7. A semiconductor device simulation method comprising the following steps:
(a) generating a region graph using a device structure file of a semiconductor device to be simulated;
(b) determining the type of semiconductor device for the region graph using a graph artificial neural network;
(c) generating an initial solution for a device structure corresponding to the determined type of semiconductor device; and,
(d) performing a semiconductor device simulation using the generated initial solution,
wherein the semiconductor device simulation is accelerated.
8. The semiconductor device simulation method of claim 7, wherein the device structure file is generated by a structure generator program or a semiconductor process simulation program.

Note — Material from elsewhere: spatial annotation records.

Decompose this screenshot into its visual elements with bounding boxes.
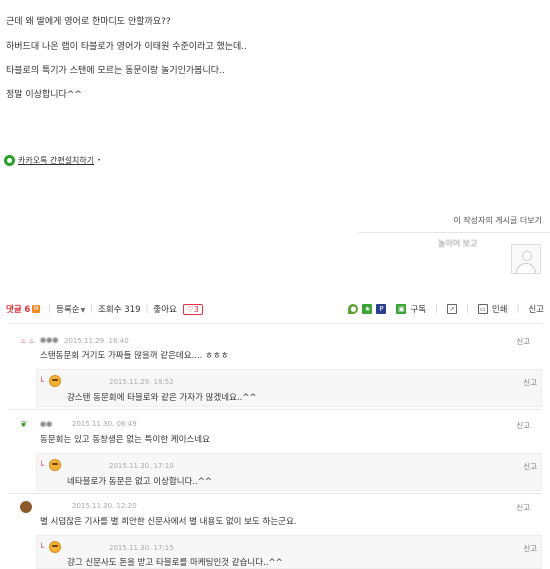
leaf-icon: ❦ bbox=[20, 420, 28, 430]
comment-item: ♨ ♨ ●●● 2015.11.29. 18:40 스탠동문회 거기도 가짜들 … bbox=[8, 323, 542, 367]
reply-text: 네타블로가 동문은 없고 이상합니다..^^ bbox=[67, 477, 213, 487]
avatar-emoji-icon bbox=[49, 375, 61, 387]
star-icon[interactable]: ★ bbox=[362, 304, 373, 314]
report-link[interactable]: 신고 bbox=[516, 336, 530, 347]
rss-icon[interactable]: ▣ bbox=[396, 304, 407, 314]
comment-text: 동문회는 있고 동창생은 없는 특이한 케이스네요 bbox=[40, 435, 210, 445]
comment-date: 2015.11.29. 18:40 bbox=[64, 337, 129, 345]
comment-nick[interactable]: ●● bbox=[40, 420, 52, 428]
share-icon[interactable]: ↗ bbox=[446, 304, 457, 314]
avatar-emoji-icon bbox=[49, 541, 61, 553]
sort-dropdown[interactable]: 등록순▼ bbox=[56, 303, 85, 315]
post-line: 하버드대 나온 랩이 타블로가 영어가 이태원 수준이라고 했는데.. bbox=[6, 42, 248, 52]
comment-nick[interactable]: ●●● bbox=[40, 336, 58, 344]
new-badge: N bbox=[32, 305, 41, 313]
reply-arrow-icon: └ bbox=[39, 543, 44, 552]
reply-date: 2015.11.29. 19:52 bbox=[109, 378, 174, 386]
kakao-install-label[interactable]: 카카오톡 간편설치하기 bbox=[18, 155, 94, 166]
comment-date: 2015.11.30. 06:49 bbox=[72, 420, 137, 428]
reply-date: 2015.11.30. 17:15 bbox=[109, 544, 174, 552]
reply-text: 걍스탠 동문회에 타블로와 같은 가자가 많겠네요..^^ bbox=[67, 393, 257, 403]
blog-icon[interactable]: P bbox=[376, 304, 387, 314]
post-line: 정말 이상합니다^^ bbox=[6, 90, 82, 100]
like-button[interactable]: 좋아요 ♡3 bbox=[153, 303, 203, 315]
report-link[interactable]: 신고 bbox=[523, 377, 537, 388]
reply-item: └ 2015.11.29. 19:52 걍스탠 동문회에 타블로와 같은 가자가… bbox=[36, 369, 542, 407]
divider bbox=[358, 232, 550, 233]
reply-item: └ 2015.11.30. 17:15 걍그 신문사도 돈을 받고 타블로를 마… bbox=[36, 535, 542, 569]
kakao-icon bbox=[4, 155, 15, 166]
reply-date: 2015.11.30. 17:10 bbox=[109, 462, 174, 470]
flame-icon: ♨ ♨ bbox=[20, 337, 35, 345]
post-line: 근데 왜 딸에게 영어로 한마디도 안할까요?? bbox=[6, 17, 171, 27]
report-post-link[interactable]: 신고 bbox=[528, 303, 544, 315]
comment-date: 2015.11.30. 12:20 bbox=[72, 502, 137, 510]
subscribe-label[interactable]: 구독 bbox=[410, 303, 426, 315]
reply-text: 걍그 신문사도 돈을 받고 타블로를 마케팅인것 같습니다..^^ bbox=[67, 558, 283, 568]
report-link[interactable]: 신고 bbox=[523, 461, 537, 472]
comments-tab[interactable]: 댓글 6 bbox=[6, 303, 30, 315]
post-body: 근데 왜 딸에게 영어로 한마디도 안할까요?? 하버드대 나온 랩이 타블로가… bbox=[0, 0, 550, 300]
report-link[interactable]: 신고 bbox=[523, 543, 537, 554]
post-line: 타블로의 특기가 스탠에 모르는 동문이랑 놀기인가봅니다.. bbox=[6, 66, 225, 76]
comment-text: 스탠동문회 거기도 가짜들 많을꺼 같은데요.... ㅎㅎㅎ bbox=[40, 351, 229, 361]
reply-arrow-icon: └ bbox=[39, 377, 44, 386]
pin-icon[interactable]: ● bbox=[348, 304, 359, 314]
post-tools: ● ★ P ▣ 구독 | ↗ | ▭ 인쇄 | 신고 bbox=[348, 303, 544, 315]
comment-toolbar: 댓글 6 N | 등록순▼ | 조회수 319 | 좋아요 ♡3 ● ★ P ▣… bbox=[0, 300, 550, 318]
more-by-author-link[interactable]: 이 작성자의 게시글 더보기 bbox=[453, 215, 542, 226]
avatar-emoji-icon bbox=[49, 459, 61, 471]
comment-item: ❦ ●● 2015.11.30. 06:49 동문회는 있고 동창생은 없는 특… bbox=[8, 409, 542, 451]
kakao-install-link[interactable]: 카카오톡 간편설치하기 • bbox=[4, 155, 101, 166]
comment-text: 별 시덥잖은 기사를 별 희안한 신문사에서 별 내용도 없이 보도 하는군요. bbox=[40, 517, 297, 527]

9. The semiconductor device simulation method of claim 7, wherein the step (a) comprises:
re-dividing regions of the device structure file based on constituent material and impurity type,
expressing the re-divided regions and terminals of the device structure file as nodes respectively,
expressing connection relationships between the nodes, and
generating a region graph expressed by the nodes and the connection relationships.
10. The semiconductor device simulation method of claim 7, further comprising: (e) training a graph artificial neural network, wherein the graph artificial neural network is trained in a supervised manner and modeled using training data consisting of a pair of a region graph and a type of semiconductor device corresponding to the region graph, and in the step (b), the type of semiconductor device for the region graph is determined using the graph artificial neural network trained in a supervised manner.
11. The semiconductor device simulation method of claim 7, wherein the step (c) prepares a compact model that provides a current-voltage characteristic equation for each semiconductor device structure, and
obtains a voltage characteristic equation for a semiconductor device structure corresponding to the type of semiconductor device determined in step (b) using the compact model, and
set an initial solution for the structure using the obtained voltage characteristic equation.